Con RSA, cifrado usa solo la clave pública, por lo que todos pueden tomar una clave pública RSA y encripta billones de mensajes con ella. No hay límite allí. RSA descifrado utiliza la clave privada. Si un atacante puede enviarle "mensajes" de su elección para que usted los descifre, y puede resolver la clave privada a partir de sus respuestas, eso se denomina ataque de texto cifrado elegido . Se supone que RSA debe resistir CCA.
En 1998, Bleichenbacher publicó un CCA contra RSA, como se define en PKCS # 1 (el " v1.5 relleno "). Es decir, si envía chatarra aleatoria a un motor de descifrado RSA, esa chatarra se convertirá en "descifrar correctamente" (relleno sintácticamente correcto) con una probabilidad de 1/65536 o menos; esta información es suficiente para recuperar la clave privada en aproximadamente un millón de solicitudes.
La rotación frecuente de la clave privada (por ejemplo, una vez cada 100000 usos) podría haber sido una respuesta, pero no es práctica porque una PC básica, utilizada como servidor SSL, puede usar su clave privada 100000 veces en mucho menos que una hora. En su lugar, los criptógrafos comenzaron a pensar y encontraron dos soluciones:
-
"Ocultar" la información sobre el éxito del descifrado. Esto es lo que hacen los servidores SSL: si el descifrado no produce un valor correcto, solo use uno aleatorio y continúe; El protocolo de enlace SSL fallará un par de mensajes más tarde. Esto evita el ataque porque el atacante no puede distinguir entre "el descifrado falló porque el relleno fue incorrecto" y "el descifrado se realizó correctamente y obtuvo un secreto maestro previo que el atacante no tiene".
-
Use un mejor relleno con una probabilidad de "éxito en la basura aleatoria" considerablemente más pequeña. Esto se llama relleno OAEP .

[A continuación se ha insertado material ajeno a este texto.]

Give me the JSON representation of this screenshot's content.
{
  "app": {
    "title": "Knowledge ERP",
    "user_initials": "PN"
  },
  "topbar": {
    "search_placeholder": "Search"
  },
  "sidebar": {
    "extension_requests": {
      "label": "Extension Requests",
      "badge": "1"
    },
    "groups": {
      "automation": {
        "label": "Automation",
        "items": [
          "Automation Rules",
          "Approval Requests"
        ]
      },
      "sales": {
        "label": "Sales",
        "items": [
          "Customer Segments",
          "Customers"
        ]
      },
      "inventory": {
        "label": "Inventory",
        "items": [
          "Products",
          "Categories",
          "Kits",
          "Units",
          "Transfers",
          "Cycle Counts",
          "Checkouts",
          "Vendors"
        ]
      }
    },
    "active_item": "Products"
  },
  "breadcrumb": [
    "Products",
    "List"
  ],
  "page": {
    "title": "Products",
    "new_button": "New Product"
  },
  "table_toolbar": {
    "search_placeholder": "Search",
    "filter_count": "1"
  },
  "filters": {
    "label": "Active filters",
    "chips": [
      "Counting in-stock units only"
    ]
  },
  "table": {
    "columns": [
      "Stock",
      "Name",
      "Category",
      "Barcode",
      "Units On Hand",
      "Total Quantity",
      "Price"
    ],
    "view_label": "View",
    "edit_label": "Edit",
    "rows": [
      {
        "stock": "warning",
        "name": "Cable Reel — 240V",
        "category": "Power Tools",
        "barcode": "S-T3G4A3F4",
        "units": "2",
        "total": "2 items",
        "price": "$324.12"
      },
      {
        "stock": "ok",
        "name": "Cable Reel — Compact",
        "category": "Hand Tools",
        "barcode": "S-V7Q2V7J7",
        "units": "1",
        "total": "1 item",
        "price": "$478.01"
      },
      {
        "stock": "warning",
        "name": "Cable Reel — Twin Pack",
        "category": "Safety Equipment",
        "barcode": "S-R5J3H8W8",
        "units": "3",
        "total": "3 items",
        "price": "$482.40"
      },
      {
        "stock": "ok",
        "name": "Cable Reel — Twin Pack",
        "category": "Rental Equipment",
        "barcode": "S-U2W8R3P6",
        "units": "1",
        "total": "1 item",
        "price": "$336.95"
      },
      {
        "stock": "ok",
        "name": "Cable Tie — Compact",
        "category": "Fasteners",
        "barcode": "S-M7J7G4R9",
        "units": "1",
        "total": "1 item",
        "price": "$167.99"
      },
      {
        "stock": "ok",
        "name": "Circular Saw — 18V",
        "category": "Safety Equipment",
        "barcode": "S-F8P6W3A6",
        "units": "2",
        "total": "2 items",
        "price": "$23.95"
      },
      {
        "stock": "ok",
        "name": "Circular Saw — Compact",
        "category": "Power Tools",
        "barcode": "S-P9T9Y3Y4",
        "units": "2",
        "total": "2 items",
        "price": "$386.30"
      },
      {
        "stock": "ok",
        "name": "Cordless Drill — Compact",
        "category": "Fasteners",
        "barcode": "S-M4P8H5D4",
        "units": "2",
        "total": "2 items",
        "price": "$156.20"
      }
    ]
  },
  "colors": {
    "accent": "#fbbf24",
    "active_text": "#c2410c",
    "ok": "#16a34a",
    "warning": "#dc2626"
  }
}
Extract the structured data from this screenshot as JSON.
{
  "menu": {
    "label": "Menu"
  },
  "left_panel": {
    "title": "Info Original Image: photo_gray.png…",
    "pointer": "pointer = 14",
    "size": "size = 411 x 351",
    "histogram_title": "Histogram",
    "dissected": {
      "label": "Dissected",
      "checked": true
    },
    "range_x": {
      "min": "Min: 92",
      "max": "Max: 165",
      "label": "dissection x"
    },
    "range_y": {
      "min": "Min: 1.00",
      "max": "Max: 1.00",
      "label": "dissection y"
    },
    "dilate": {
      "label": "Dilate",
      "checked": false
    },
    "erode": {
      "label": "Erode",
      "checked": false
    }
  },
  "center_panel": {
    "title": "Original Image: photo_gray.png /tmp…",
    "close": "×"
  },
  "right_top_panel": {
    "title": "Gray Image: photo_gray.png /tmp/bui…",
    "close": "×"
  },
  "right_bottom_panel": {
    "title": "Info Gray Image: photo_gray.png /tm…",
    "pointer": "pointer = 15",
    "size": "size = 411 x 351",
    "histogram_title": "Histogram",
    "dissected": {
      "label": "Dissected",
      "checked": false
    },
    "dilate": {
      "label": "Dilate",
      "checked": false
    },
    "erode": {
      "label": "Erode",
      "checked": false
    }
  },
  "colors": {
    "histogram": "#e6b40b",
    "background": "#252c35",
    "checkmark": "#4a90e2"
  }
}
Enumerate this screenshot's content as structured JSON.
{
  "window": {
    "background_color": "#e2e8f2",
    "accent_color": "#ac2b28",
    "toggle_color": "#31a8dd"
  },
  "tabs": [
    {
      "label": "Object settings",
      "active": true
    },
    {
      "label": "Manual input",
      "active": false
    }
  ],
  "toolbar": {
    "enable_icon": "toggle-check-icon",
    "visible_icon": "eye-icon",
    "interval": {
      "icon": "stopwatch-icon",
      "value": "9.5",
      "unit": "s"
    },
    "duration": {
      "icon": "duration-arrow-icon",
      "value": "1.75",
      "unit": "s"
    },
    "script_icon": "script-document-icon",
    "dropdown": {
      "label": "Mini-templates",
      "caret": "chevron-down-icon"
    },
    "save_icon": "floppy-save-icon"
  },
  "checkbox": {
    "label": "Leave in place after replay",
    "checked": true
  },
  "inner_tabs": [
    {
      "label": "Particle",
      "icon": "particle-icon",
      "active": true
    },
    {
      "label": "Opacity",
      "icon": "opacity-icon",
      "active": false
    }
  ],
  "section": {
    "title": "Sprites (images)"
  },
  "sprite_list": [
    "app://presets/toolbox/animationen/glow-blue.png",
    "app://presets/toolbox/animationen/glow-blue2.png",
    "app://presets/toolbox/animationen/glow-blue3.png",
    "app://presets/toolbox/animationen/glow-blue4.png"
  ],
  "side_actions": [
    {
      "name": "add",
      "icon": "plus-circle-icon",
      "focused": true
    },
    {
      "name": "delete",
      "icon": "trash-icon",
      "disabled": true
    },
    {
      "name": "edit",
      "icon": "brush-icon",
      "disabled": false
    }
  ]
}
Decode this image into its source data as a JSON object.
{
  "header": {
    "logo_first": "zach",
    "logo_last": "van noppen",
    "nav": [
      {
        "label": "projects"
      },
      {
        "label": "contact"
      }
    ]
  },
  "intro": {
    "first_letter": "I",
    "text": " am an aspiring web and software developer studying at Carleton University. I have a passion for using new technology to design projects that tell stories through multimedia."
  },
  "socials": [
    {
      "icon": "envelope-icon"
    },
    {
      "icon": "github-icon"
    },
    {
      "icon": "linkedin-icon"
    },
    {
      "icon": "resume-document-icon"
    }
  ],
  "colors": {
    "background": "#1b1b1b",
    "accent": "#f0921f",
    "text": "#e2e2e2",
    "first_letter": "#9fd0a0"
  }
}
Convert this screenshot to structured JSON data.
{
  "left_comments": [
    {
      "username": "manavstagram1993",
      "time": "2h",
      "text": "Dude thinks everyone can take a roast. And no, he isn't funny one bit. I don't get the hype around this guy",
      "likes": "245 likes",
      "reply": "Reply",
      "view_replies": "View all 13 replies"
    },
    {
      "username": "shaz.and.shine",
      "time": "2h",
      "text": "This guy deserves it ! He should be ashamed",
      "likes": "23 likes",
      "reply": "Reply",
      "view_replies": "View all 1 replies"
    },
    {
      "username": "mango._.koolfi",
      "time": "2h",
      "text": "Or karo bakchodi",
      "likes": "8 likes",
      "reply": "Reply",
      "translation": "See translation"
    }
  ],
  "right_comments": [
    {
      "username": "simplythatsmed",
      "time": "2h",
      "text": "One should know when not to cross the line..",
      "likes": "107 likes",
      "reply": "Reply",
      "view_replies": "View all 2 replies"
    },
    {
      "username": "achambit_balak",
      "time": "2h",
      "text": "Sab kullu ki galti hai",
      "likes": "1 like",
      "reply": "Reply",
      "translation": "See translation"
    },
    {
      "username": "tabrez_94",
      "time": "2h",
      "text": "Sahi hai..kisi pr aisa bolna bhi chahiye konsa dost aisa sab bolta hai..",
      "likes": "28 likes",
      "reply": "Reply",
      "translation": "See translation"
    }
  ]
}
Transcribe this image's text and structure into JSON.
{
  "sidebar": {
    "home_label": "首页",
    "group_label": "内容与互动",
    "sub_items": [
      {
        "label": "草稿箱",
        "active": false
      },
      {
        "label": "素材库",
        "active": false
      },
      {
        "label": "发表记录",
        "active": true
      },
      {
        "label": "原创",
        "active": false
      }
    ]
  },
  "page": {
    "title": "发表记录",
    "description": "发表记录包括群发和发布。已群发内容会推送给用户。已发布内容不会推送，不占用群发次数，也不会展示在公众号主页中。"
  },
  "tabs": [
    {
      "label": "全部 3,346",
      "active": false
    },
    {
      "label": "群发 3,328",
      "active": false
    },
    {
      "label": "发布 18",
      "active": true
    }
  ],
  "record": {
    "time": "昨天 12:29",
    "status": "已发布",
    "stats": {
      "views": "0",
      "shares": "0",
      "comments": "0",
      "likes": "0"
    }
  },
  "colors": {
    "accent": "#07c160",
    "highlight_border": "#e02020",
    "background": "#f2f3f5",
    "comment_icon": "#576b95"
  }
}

La línea inferior es: SI hay un número máximo de mensajes que puede procesar con RSA, más allá del cual la clave privada esté expuesta, ENTONCES haciendo mal.
Hablando de eso, los mantras usuales en la rotación de teclas para algoritmos simétricos son a menudo más evocador y una tradición tradicional medio olvidada que las medidas de seguridad racional. Como sugiere @CodesInChaos, AES fue diseñado con un tamaño de bloque de 128 bits precisamente para que se pueda usar en gigatones de datos sin perder la clave secreta.